Bis zum Ende unerlöst

Ein langer Brief an den Vater, Klage und Anklageschrift gegen den Nazi-Regisseur zugleich: Vor seinem Tod hat Thomas Harlan einen letzten Roman diktiert - "Veit".

Dass sich Thomas Harlan zu einem glühenden Antifaschisten entwickelte, gefiel seinem Vater Veit Harlan überhaupt nicht. Bild: imago/Horst Galuschka

Thomas Harlan starb im Oktober 2010 im Alter von 81 Jahren. Er war viel: Dramatiker, Regisseur, Filmer, Aufklärer, Romancier. Der Rowohlt Verlag bringt gerade all seine Romane - "Heldenfriedhof", "Rosa", "Die Stadt Ys" - als Taschenbücher neu heraus, sinnvollerweise ist der Werkausgabe auch der Band "Hitler war meine Mitgift" hinzugefügt worden, die materialreiche Dokumentation eines langen Gesprächs, das Thomas Harlan mit Jean-Pierre Stephan geführt hat.

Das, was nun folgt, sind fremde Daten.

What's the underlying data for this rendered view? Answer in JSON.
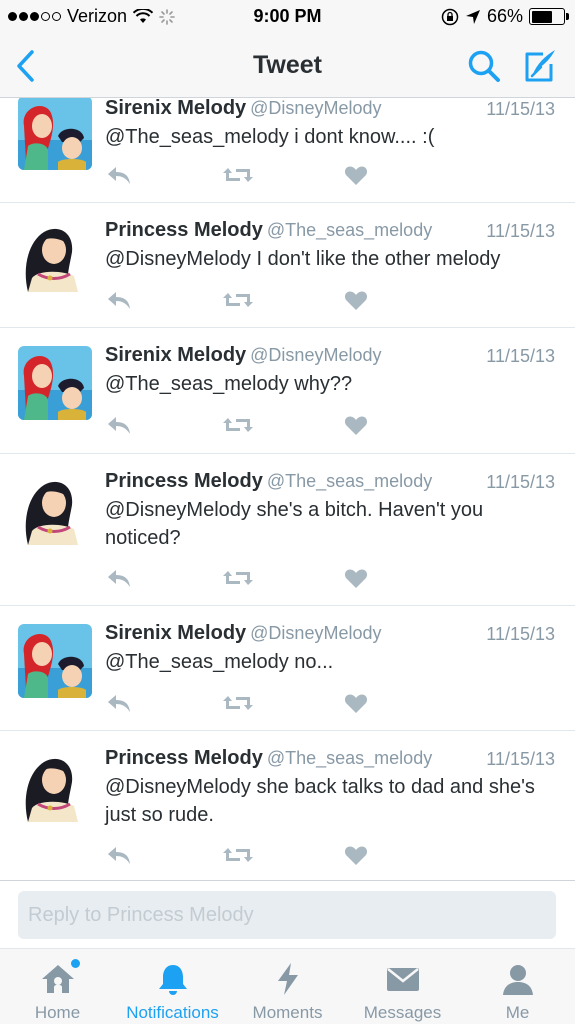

Doch es fehlt immer noch einiges - so die beiden Theaterstücke "Bluma" und "Ich selbst und kein Engel" (die seit Jahren im Münchener Belleville Verlag angekündigt sind) und andere, zum Teil noch nicht veröffentlichte große Werke, vor allem aber Harlans Filme.

Doch man kann Thomas Harlan eh nicht bannen, nicht in einer Werkausgabe, nicht in Buchdeckeln, nicht auf Zelluloid. Das musste schon sein Vater Veit Harlan merken, der, ein talentierter Regisseur, sich den Nazis an den Hals warf und mit später dreist verleugneter Begeisterung den antisemitischen Hetzfilm "Jud Süß" drehte und 1944 zudem das Durchhaltedrama "Kolberg".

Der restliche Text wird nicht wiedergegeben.